Он говорит, что ему нужно проехать один квартал, но проходит полчаса, прежде чем он появляется. Мне стыдно за то, что Мэтт лишается заказов, просто чтобы подвезти меня. Дверь в полицейский участок распахивается, и, к своему стыду, я чувствую, как при виде знакомого лица по моим щекам градом катятся слезы.
— За супругой приехали? — спрашивает Дерек.
У меня нет сил поправить его, а Мэтт даже и не думает прояснять это недоразумение.
— Двойная порция парацетамола и немножко виски, вот что ей нужно. Надеюсь, вы скоро выздоровеете, дорогая.
Мэтт усаживает меня в такси — на заднее сиденье, как усадил бы любого пассажира, — и включает обогрев машины на полную мощность. Я сосредотачиваюсь на дыхании, пытаясь унять бьющую меня дрожь.
— Когда ты себя так почувствовала?
— Сегодня утром. Я подумала, мол, странно, что у меня похмелье, я вчера не так много выпила, но потом головная боль усилилась и начался озноб.
— Грипп, — уверенно констатирует Мэтт.
Как и большинство таксистов, Мэтт считает себя экспертом по всем вопросам. Он поглядывает на меня в зеркало заднего вида, стараясь не отвлекаться от дороги.
— А что ты делала в полицейском участке?
— Вчера ночью произошло убийство. В парке неподалеку от станции «Крэнли-Гарденс».
— Это в Крауч-Энд?
— Да. Девушку задушили.
Я рассказываю ему об объявлениях в «Лондон газетт», о моей фотографии, о Тане Бекетт.
— Ты уверена, что это та самая женщина?
Я киваю, хотя он смотрит на дорогу. Присвистнув, Мэтт решительно сворачивает налево — видимо, хочет срезать путь через улочки с односторонним движением, настолько узкие, что я могла бы высунуть руку в окно и дотронуться до кирпичных стен домов.
— Куда мы едем?
— Впереди были кошмарные пробки.
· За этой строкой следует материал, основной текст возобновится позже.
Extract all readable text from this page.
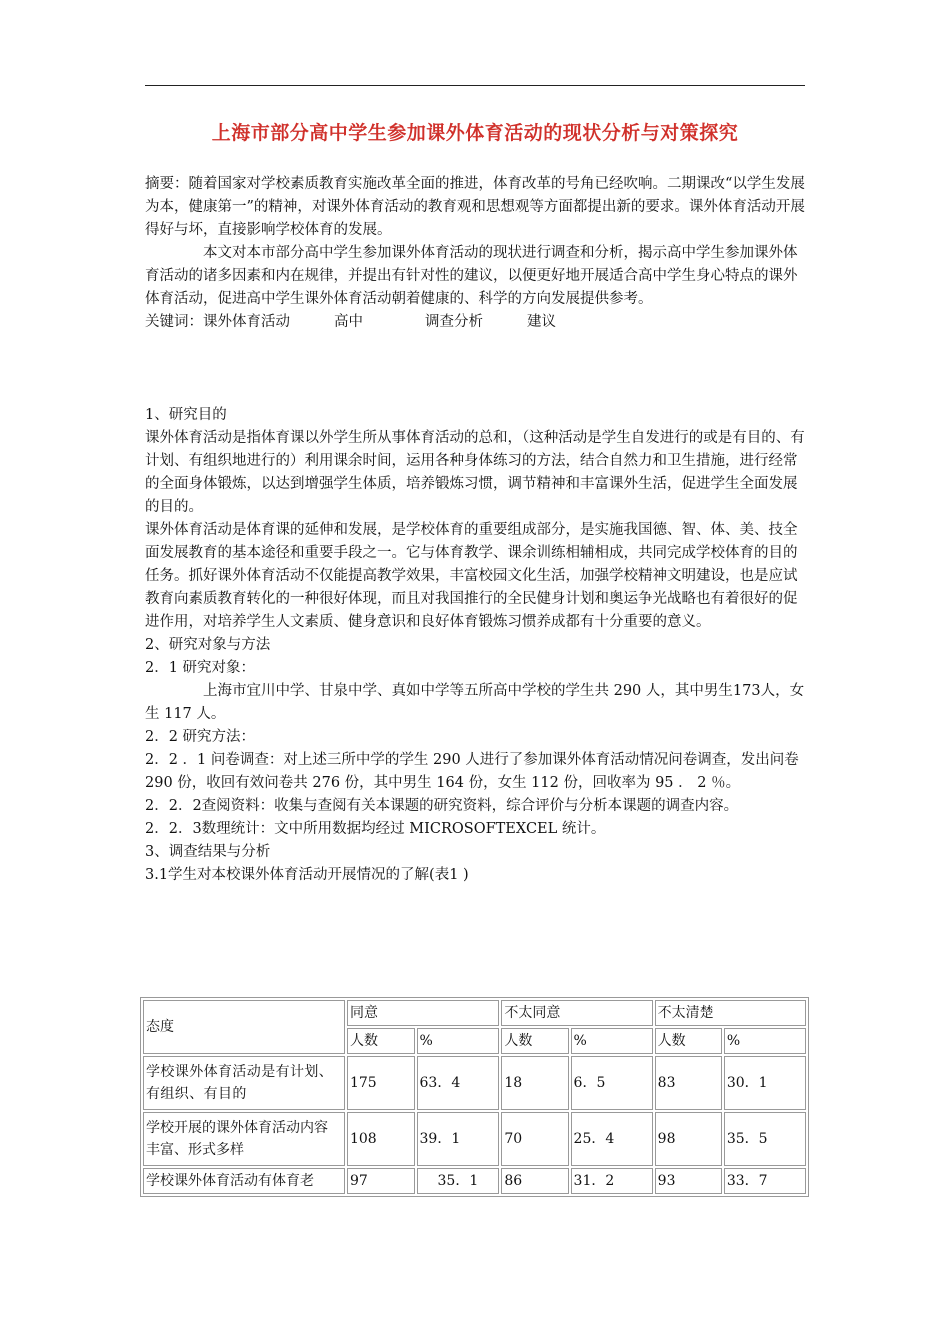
上海市部分高中学生参加课外体育活动的现状分析与对策探究

摘要：随着国家对学校素质教育实施改革全面的推进，体育改革的号角已经吹响。二期课改“以学生发展为本，健康第一”的精神，对课外体育活动的教育观和思想观等方面都提出新的要求。课外体育活动开展得好与坏，直接影响学校体育的发展。

本文对本市部分高中学生参加课外体育活动的现状进行调查和分析，揭示高中学生参加课外体育活动的诸多因素和内在规律，并提出有针对性的建议，以便更好地开展适合高中学生身心特点的课外体育活动，促进高中学生课外体育活动朝着健康的、科学的方向发展提供参考。

关键词：课外体育活动	高中	调查分析	建议

1、研究目的

课外体育活动是指体育课以外学生所从事体育活动的总和，（这种活动是学生自发进行的或是有目的、有计划、有组织地进行的）利用课余时间，运用各种身体练习的方法，结合自然力和卫生措施，进行经常的全面身体锻炼，以达到增强学生体质，培养锻炼习惯，调节精神和丰富课外生活，促进学生全面发展的目的。

课外体育活动是体育课的延伸和发展，是学校体育的重要组成部分，是实施我国德、智、体、美、技全面发展教育的基本途径和重要手段之一。它与体育教学、课余训练相辅相成，共同完成学校体育的目的任务。抓好课外体育活动不仅能提高教学效果，丰富校园文化生活，加强学校精神文明建设，也是应试教育向素质教育转化的一种很好体现，而且对我国推行的全民健身计划和奥运争光战略也有着很好的促进作用，对培养学生人文素质、健身意识和良好体育锻炼习惯养成都有十分重要的意义。

2、研究对象与方法

2．1 研究对象：

上海市宜川中学、甘泉中学、真如中学等五所高中学校的学生共 290 人，其中男生173人，女生 117 人。

2．2 研究方法：

2．2 ．1 问卷调查：对上述三所中学的学生 290 人进行了参加课外体育活动情况问卷调查，发出问卷 290 份，收回有效问卷共 276 份，其中男生 164 份，女生 112 份，回收率为 95 ． 2 ％。

2．2．2查阅资料：收集与查阅有关本课题的研究资料，综合评价与分析本课题的调查内容。

2．2．3数理统计：文中所用数据均经过 MICROSOFTEXCEL 统计。

3、调查结果与分析

3.1学生对本校课外体育活动开展情况的了解(表1 )

态度	同意		不太同意		不太清楚	
	人数	%	人数	%	人数	%
学校课外体育活动是有计划、有组织、有目的	175	63．4	18	6．5	83	30．1
学校开展的课外体育活动内容丰富、形式多样	108	39．1	70	25．4	98	35．5
学校课外体育活动有体育老	97	35．1	86	31．2	93	33．7
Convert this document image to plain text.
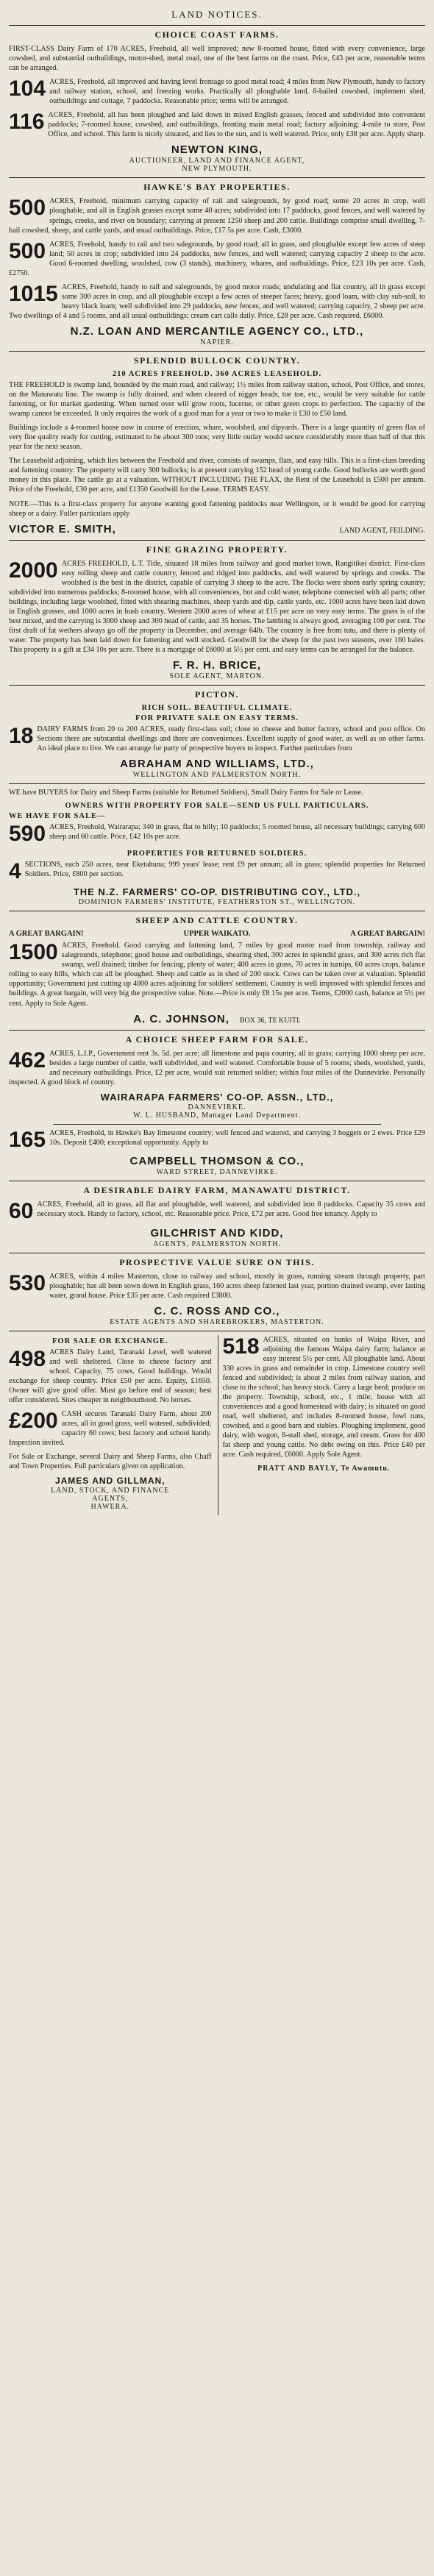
LAND NOTICES.
CHOICE COAST FARMS.

FIRST-CLASS Dairy Farm of 170 ACRES, Freehold, all well improved; new 8-roomed house, fitted with every convenience, large cowshed, and substantial outbuildings, motor-shed, metal road, one of the best farms on the coast. Price, £43 per acre, reasonable terms can be arranged.

104 ACRES, Freehold, all improved and having level frontage to good metal road; 4 miles from New Plymouth, handy to factory and railway station, school, and freezing works. Practically all ploughable land, 8-bailed cowshed, implement shed, outbuildings and cottage, 7 paddocks. Reasonable price; terms will be arranged.

116 ACRES, Freehold, all has been ploughed and laid down in mixed English grasses, fenced and subdivided into convenient paddocks; 7-roomed house, cowshed, and outbuildings, fronting main metal road; factory adjoining; 4-mile to store, Post Office, and school. This farm is nicely situated, and lies to the sun, and is well watered. Price, only £38 per acre. Apply sharp.

NEWTON KING,
AUCTIONEER, LAND AND FINANCE AGENT,
NEW PLYMOUTH.
HAWKE'S BAY PROPERTIES.

500 ACRES, Freehold, minimum carrying capacity of rail and salegrounds, by good road; some 20 acres in crop, well ploughable, and all in English grasses except some 40 acres; subdivided into 17 paddocks, good fences, and well watered by springs, creeks, and river on boundary; carrying at present 1250 sheep and 200 cattle. Buildings comprise small dwelling, 7-bail cowshed, sheep, and cattle yards, and usual outbuildings. Price, £17 5s per acre. Cash, £3000.

500 ACRES, Freehold, handy to rail and two salegrounds, by good road; all in grass, and ploughable except few acres of steep land; 50 acres in crop; subdivided into 24 paddocks, new fences, and well watered; carrying capacity 2 sheep to the acre. Good 6-roomed dwelling, woolshed, cow (3 stands), machinery, whares, and outbuildings. Price, £23 10s per acre. Cash, £2750.

1015 ACRES, Freehold, handy to rail and salegrounds, by good motor roads; undulating and flat country, all in grass except some 300 acres in crop, and all ploughable except a few acres of steeper faces; heavy, good loam, with clay sub-soil, to heavy black loam; well subdivided into 29 paddocks, new fences, and well watered; carrying capacity, 2 sheep per acre. Two dwellings of 4 and 5 rooms, and all usual outbuildings; cream cart calls daily. Price, £28 per acre. Cash required, £6000.

N.Z. LOAN AND MERCANTILE AGENCY CO., LTD.,
NAPIER.
SPLENDID BULLOCK COUNTRY.
210 ACRES FREEHOLD. 360 ACRES LEASEHOLD.

THE FREEHOLD is swamp land, bounded by the main road, and railway; 1½ miles from railway station, school, Post Office, and stores, on the Manawatu line. The swamp is fully drained, and when cleared of nigger heads, toe toe, etc., would be very suitable for cattle fattening, or for market gardening. When turned over will grow roots, lucerne, or other green crops to perfection. The capacity of the swamp cannot be exceeded. It only requires the work of a good man for a year or two to make it £30 to £50 land.

Buildings include a 4-roomed house now in course of erection, whare, woolshed, and dipyards. There is a large quantity of green flax of very fine quality ready for cutting, estimated to be about 300 tons; very little outlay would secure considerably more than half of that this year for the next season.

The Leasehold adjoining, which lies between the Freehold and river, consists of swamps, flats, and easy hills. This is a first-class breeding and fattening country. The property will carry 300 bullocks; is at present carrying 152 head of young cattle. Good bullocks are worth good money in this place. The cattle go at a valuation. WITHOUT INCLUDING THE FLAX, the Rent of the Leasehold is £500 per annum. Price of the Freehold, £30 per acre, and £1350 Goodwill for the Lease. TERMS EASY.

NOTE.—This is a first-class property for anyone wanting good fattening paddocks near Wellington, or it would be good for carrying sheep or a dairy. Fuller particulars apply

VICTOR E. SMITH,	LAND AGENT, FEILDING.
FINE GRAZING PROPERTY.

2000 ACRES FREEHOLD, L.T. Title, situated 18 miles from railway and good market town, Rangitikei district. First-class easy rolling sheep and cattle country, fenced and ridged into paddocks, and well watered by springs and creeks. The woolshed is the best in the district, capable of carrying 3 sheep to the acre. The flocks were shorn early spring country; subdivided into numerous paddocks; 8-roomed house, with all conveniences, hot and cold water, telephone connected with all parts; other buildings, including large woolshed, fitted with shearing machines, sheep yards and dip, cattle yards, etc. 1000 acres have been laid down in English grasses, and 1000 acres in bush country. Western 2000 acres of wheat at £15 per acre on very easy terms. The grass is of the best mixed, and the carrying is 3000 sheep and 300 head of cattle, and 35 horses. The lambing is always good, averaging 100 per cent. The first draft of fat wethers always go off the property in December, and average 64lb. The country is free from tutu, and there is plenty of water. The property has been laid down for fattening and well stocked. Goodwill for the sheep for the past two seasons, over 160 bales. This property is a gift at £34 10s per acre. There is a mortgage of £6000 at 5½ per cent. and easy terms can be arranged for the balance.

F. R. H. BRICE,
SOLE AGENT, MARTON.
PICTON.
RICH SOIL. BEAUTIFUL CLIMATE.
FOR PRIVATE SALE ON EASY TERMS.

18 DAIRY FARMS from 20 to 200 ACRES, ready first-class soil; close to cheese and butter factory, school and post office. On Sections there are substantial dwellings and there are conveniences. Excellent supply of good water, as well as on other farms. An ideal place to live. We can arrange for party of prospective buyers to inspect. Further particulars from

ABRAHAM AND WILLIAMS, LTD.,
WELLINGTON AND PALMERSTON NORTH.

WE have BUYERS for Dairy and Sheep Farms (suitable for Returned Soldiers), Small Dairy Farms for Sale or Lease.

OWNERS WITH PROPERTY FOR SALE—SEND US FULL PARTICULARS.
WE HAVE FOR SALE—

590 ACRES, Freehold, Wairarapa; 340 in grass, flat to hilly; 10 paddocks; 5 roomed house, all necessary buildings; carrying 600 sheep and 60 cattle. Price, £42 10s per acre.

PROPERTIES FOR RETURNED SOLDIERS.

4 SECTIONS, each 250 acres, near Eketahuna; 999 years' lease; rent £9 per annum; all in grass; splendid properties for Returned Soldiers. Price, £800 per section.

THE N.Z. FARMERS' CO-OP. DISTRIBUTING COY., LTD.,
DOMINION FARMERS' INSTITUTE, FEATHERSTON ST., WELLINGTON.
SHEEP AND CATTLE COUNTRY.
A GREAT BARGAIN!	UPPER WAIKATO.	A GREAT BARGAIN!

1500 ACRES, Freehold. Good carrying and fattening land, 7 miles by good motor road from township, railway and salegrounds, telephone; good house and outbuildings, shearing shed, 300 acres in splendid grass, and 300 acres rich flat swamp, well drained; timber for fencing, plenty of water; 400 acres in grass, 70 acres in turnips, 60 acres crops, balance rolling to easy hills, which can all be ploughed. Sheep and cattle as in shed of 200 stock. Cows can be taken over at valuation. Splendid opportunity; Government just cutting up 4000 acres adjoining for soldiers' settlement. Country is well improved with splendid fences and buildings. A great bargain, will very big the prospective value. Note.—Price is only £8 15s per acre. Terms, £2000 cash, balance at 5½ per cent. Apply to Sole Agent.

A. C. JOHNSON, BOX 36, TE KUITI.
A CHOICE SHEEP FARM FOR SALE.

462 ACRES, L.I.P., Government rent 3s. 5d. per acre; all limestone and papa country, all in grass; carrying 1000 sheep per acre, besides a large number of cattle, well subdivided, and well watered. Comfortable house of 5 rooms; sheds, woolshed, yards, and necessary outbuildings. Price, £2 per acre, would suit returned soldier; within four miles of the Dannevirke. Personally inspected. A good block of country.

WAIRARAPA FARMERS' CO-OP. ASSN., LTD.,
DANNEVIRKE.
W. L. HUSBAND, Manager Land Department.

165 ACRES, Freehold, in Hawke's Bay limestone country; well fenced and watered, and carrying 3 hoggets or 2 ewes. Price £29 10s. Deposit £400; exceptional opportunity. Apply to

CAMPBELL THOMSON & CO.,
WARD STREET, DANNEVIRKE.
A DESIRABLE DAIRY FARM, MANAWATU DISTRICT.

60 ACRES, Freehold, all in grass, all flat and ploughable, well watered, and subdivided into 8 paddocks. Capacity 35 cows and necessary stock. Handy to factory, school, etc. Reasonable price. Price, £72 per acre. Good free tenancy. Apply to

GILCHRIST AND KIDD,
AGENTS, PALMERSTON NORTH.
PROSPECTIVE VALUE SURE ON THIS.

530 ACRES, within 4 miles Masterton, close to railway and school, mostly in grass, running stream through property, part ploughable; has all been sown down in English grass, 160 acres sheep fattened last year, portion drained swamp, ever lasting water, grand house. Price £35 per acre. Cash required £3800.

C. C. ROSS AND CO.,
ESTATE AGENTS AND SHAREBROKERS, MASTERTON.
FOR SALE OR EXCHANGE.

498 ACRES Dairy Land, Taranaki Level, well watered and well sheltered. Close to cheese factory and school. Capacity, 75 cows. Good buildings. Would exchange for sheep country. Price £50 per acre. Equity, £1650. Owner will give good offer. Must go before end of season; best offer considered. Sites cheaper in neighbourhood. No horses.

£200 CASH secures Taranaki Dairy Farm, about 200 acres, all in good grass, well watered, subdivided; capacity 60 cows; best factory and school handy. Inspection invited.

For Sale or Exchange, several Dairy and Sheep Farms, also Chaff and Town Properties. Full particulars given on application.

JAMES AND GILLMAN,
LAND, STOCK, AND FINANCE
AGENTS,
HAWERA.

518 ACRES, situated on banks of Waipa River, and adjoining the famous Waipa dairy farm; balance at easy interest 5½ per cent. All ploughable land. About 330 acres in grass and remainder in crop. Limestone country well fenced and subdivided; is about 2 miles from railway station, and close to the school; has heavy stock. Carry a large herd; produce on the property. Township, school, etc., 1 mile; house with all conveniences and a good homestead with dairy; is situated on good road, well sheltered, and includes 8-roomed house, fowl runs, cowshed, and a good barn and stables. Ploughing implement, good dairy, with wagon, 8-stall shed, storage, and cream. Grass for 400 fat sheep and young cattle. No debt owing on this. Price £40 per acre. Cash required, £6000. Apply Sole Agent.

PRATT AND BAYLY, Te Awamutu.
Так что тебе сказали в полиции?
Я смотрю на улицу, пытаюсь понять, где мы, но у меня ничего не получается. Дети идут домой из школы: кто-то сам, кто-то держит за руку маму.
— Они вызвали следователя по этому делу, но он не приехал.
— Чего и следовало ожидать.
— Мне страшно, Мэтт.
Он молчит. Мэтт всегда плохо справлялся с тем, чтобы утешить кого-то.